As the WHO has declared COVID-19 to be a global pandemic, we have seen a large increase in the exploitation of this theme by threat actors, cybercriminals and nation-state alike, to attack networks and users.
At LIFARS, we have, so far, seen three main “themes”:
- Click-bait type: “the truth about Coronavirus”, “the five things doctors don’t want you to know about COVID-19”, “WHO is about to take these steps to stop the pandemics”;
- Coverage-related type: “your insurance may not cover COVID-19”, “Check if you plan covers Corona virus”;
- Proximity-related type: “find who is infected in your neighborhood”, “COVID-19 tracker”.
When the vector is an email, we have seen either a link or an attached document, often a Word document. The link opens a site that installs or runs malicious code on the computer, the document exploits a vulnerability, which results in the download and execution of malicious code. From official reports, it seems the threat actors also exploit the COVID-19 theme to distribute malware applications for mobile devices using the official Play Store and Apple Store.
Once the link is clicked or the document opened, based on our recent cases, either a ransomware or a data stealer malware is started. In most cases, we have seen Trickbot being deployed, however, there are reports of other tools being used as well.
In the last few days, we have also seen an increase in the wire fraud attempts with the cybercriminals requesting a donation for the victims or pretending to be able to provide goods not available somewhere else, such as medications or vaccines.
How to prevent an infection
As usual: be smart. Anything that plays on the urgency, has over-dramatic tones, or claims to reveal a truth hidden from the public is to be considered as suspicious. In the same way, any communication that prompts you to open a document “that contains important information” or to click on a link should be considered as a threat.
Before opening a document attached to an email or clicking on a link, follow this routine.
- Check the sender – Is it someone you know? Is it a customer or a colleague? Is that person expected to send you a document or a link? If you do not know the sender, consider the email as malicious.
- Check the context – Does the sender usually communicate with me using email? Does the sender usually attach documents or links? If this is unusual, consider the email as malicious.
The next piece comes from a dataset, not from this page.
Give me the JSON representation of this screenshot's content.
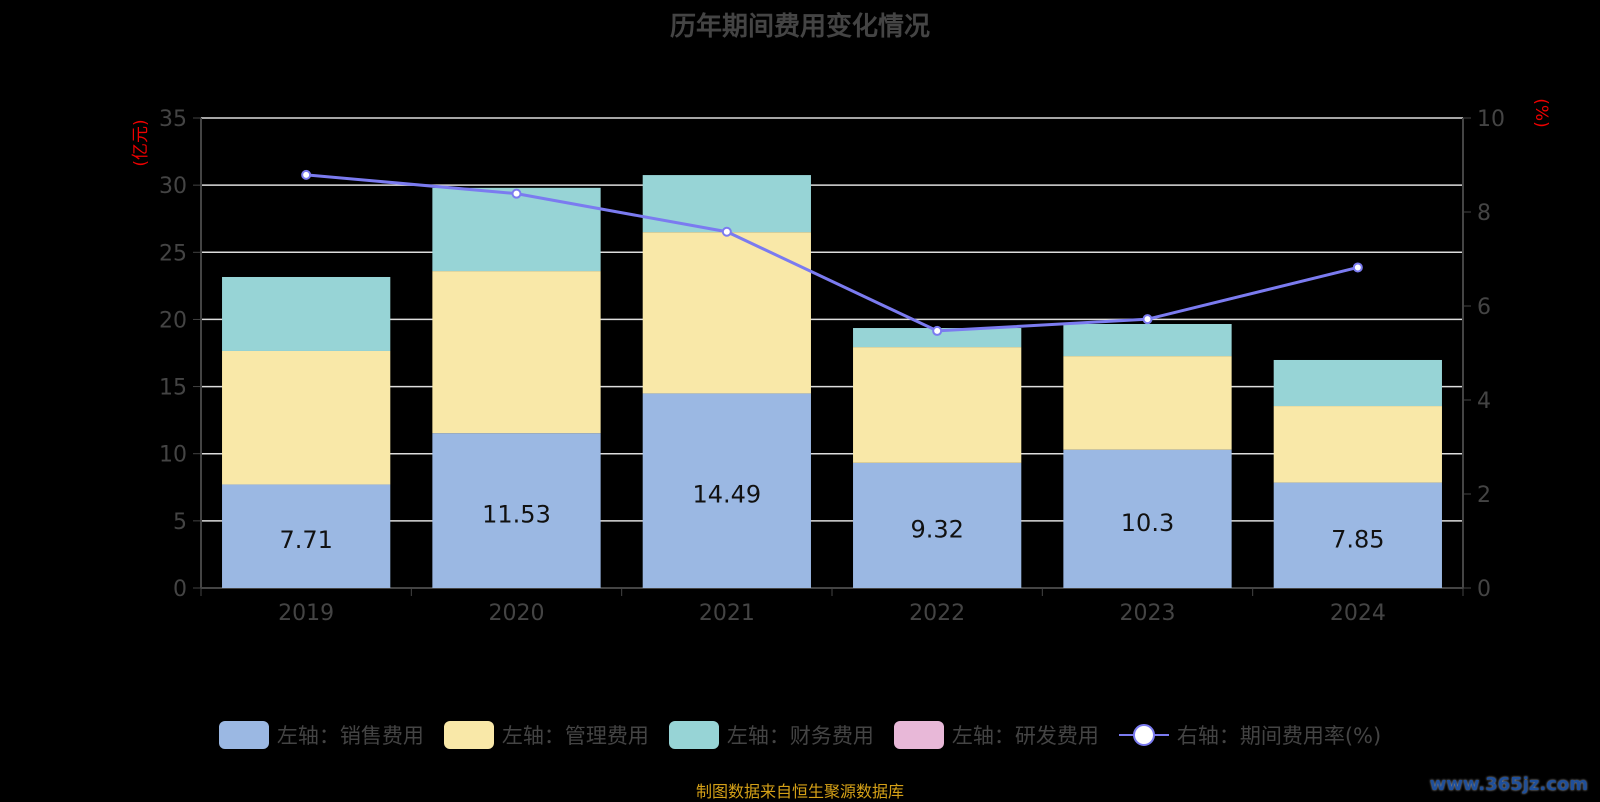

- Check the language – Are there obvious spelling or grammatical mistakes? Does the tone strike you as unlikely for the sender to use? Is the content stressing the urgency or an immediate action? If any of this is a “yes”, consider the email as malicious.
What if you open one of these?
Do not panic and, more importantly, do not try to fix the issue yourself: call your IT department for help and let them know that you think your machine has been compromised. Do not turn off your computer thinking that it will solve the issue.